Students contribute while learning
At the U.S. Environmental Protection Agency, Adam Nayak is helping to develop a tool that will help environmental engineers, government officials and conservationists assess the sustainability of projects that preserve riparian buffer zones – strips of vegetation along streams, rivers and wetlands that help control nutrient levels, sediment runoff and erosion.
Nayak, a junior majoring in environmental engineering in the School of Engineering, said the project required a comprehensive literature review, precise data aggregation and conversations with government officials and experts in cost assessment and project development.
“I’ve been able to explore environmental engineering work that is focused specifically on an area of interest of mine: water infrastructure development and assessment based upon life cycle assessment and sustainability analysis,” he said.

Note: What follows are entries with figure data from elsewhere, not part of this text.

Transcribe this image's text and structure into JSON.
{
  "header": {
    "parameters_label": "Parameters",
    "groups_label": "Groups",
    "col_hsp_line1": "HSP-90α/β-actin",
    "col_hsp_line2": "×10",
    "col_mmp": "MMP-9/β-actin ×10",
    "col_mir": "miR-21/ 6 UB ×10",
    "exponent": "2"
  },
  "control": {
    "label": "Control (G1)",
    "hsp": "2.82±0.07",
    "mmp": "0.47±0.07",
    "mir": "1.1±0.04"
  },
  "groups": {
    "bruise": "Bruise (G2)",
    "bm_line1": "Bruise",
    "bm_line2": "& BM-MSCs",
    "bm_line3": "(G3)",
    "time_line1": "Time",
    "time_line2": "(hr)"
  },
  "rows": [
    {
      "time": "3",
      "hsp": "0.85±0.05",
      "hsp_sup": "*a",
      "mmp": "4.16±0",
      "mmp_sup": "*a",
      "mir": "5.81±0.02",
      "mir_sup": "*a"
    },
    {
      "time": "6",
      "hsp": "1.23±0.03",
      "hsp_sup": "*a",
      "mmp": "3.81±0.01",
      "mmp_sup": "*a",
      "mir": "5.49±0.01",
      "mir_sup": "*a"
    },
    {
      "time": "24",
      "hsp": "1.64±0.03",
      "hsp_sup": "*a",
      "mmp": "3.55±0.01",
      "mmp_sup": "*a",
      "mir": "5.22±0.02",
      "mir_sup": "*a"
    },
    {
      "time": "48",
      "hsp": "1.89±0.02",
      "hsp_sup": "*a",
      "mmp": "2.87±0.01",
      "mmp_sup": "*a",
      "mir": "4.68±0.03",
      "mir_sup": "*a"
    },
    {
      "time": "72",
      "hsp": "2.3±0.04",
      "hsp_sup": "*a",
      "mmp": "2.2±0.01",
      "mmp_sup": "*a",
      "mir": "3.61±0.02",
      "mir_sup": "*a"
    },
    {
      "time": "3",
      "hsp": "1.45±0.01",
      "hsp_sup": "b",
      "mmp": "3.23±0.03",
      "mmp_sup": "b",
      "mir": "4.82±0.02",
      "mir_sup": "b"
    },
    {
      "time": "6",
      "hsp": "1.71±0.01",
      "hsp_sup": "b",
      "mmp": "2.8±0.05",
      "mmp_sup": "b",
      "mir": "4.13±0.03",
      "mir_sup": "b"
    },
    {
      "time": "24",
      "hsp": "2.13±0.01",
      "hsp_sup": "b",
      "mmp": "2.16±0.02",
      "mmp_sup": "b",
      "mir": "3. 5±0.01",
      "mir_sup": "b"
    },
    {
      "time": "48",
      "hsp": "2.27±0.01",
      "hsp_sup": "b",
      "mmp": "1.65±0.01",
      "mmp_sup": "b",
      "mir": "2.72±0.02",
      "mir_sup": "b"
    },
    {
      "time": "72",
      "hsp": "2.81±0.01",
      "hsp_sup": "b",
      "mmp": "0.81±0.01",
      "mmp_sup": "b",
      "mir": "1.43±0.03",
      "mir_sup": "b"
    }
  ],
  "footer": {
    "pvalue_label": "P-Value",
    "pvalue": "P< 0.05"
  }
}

At the Lawyers’ Committee for Civil Rights Under Law, Ashwin Pillai is helping prepare the draft of a plan to ensure that people with limited English proficiency have equal access to fair housing services funded by the U.S. Department of Housing and Urban Development.
Pillai, a sophomore majoring in philosophy in the School of Humanities and Sciences, is also updating an amicus brief for an upcoming federal court case on rent relief, adding new information and data about the impact of the pandemic on renters.
“I’m doing substantive legal research and policy work that I haven’t yet been able to do at Stanford,” he said. “I think this experience will also inform my academic trajectory going forward. I’ve begun to realize that many elements of public policy work are much more interesting than I previously thought.”
At PVI Rosener House, an adult day services center in Menlo Park, California, Steffi Andersen is creating and leading group activities – via Zoom – about Spanish art, culture and music, including content designed to engage adults living with Alzheimer’s disease.
Andersen, a senior majoring in biomedical computation in the School of Engineering, said working at the center has given her insight into the lives of older adults living with dementia and the challenges they present to caregivers.
“Hearing their stories has helped me better understand what selfless caregiving looks like,” she said. “I hope to bring this wider perspective into my future studies as I work toward a career in medicine.”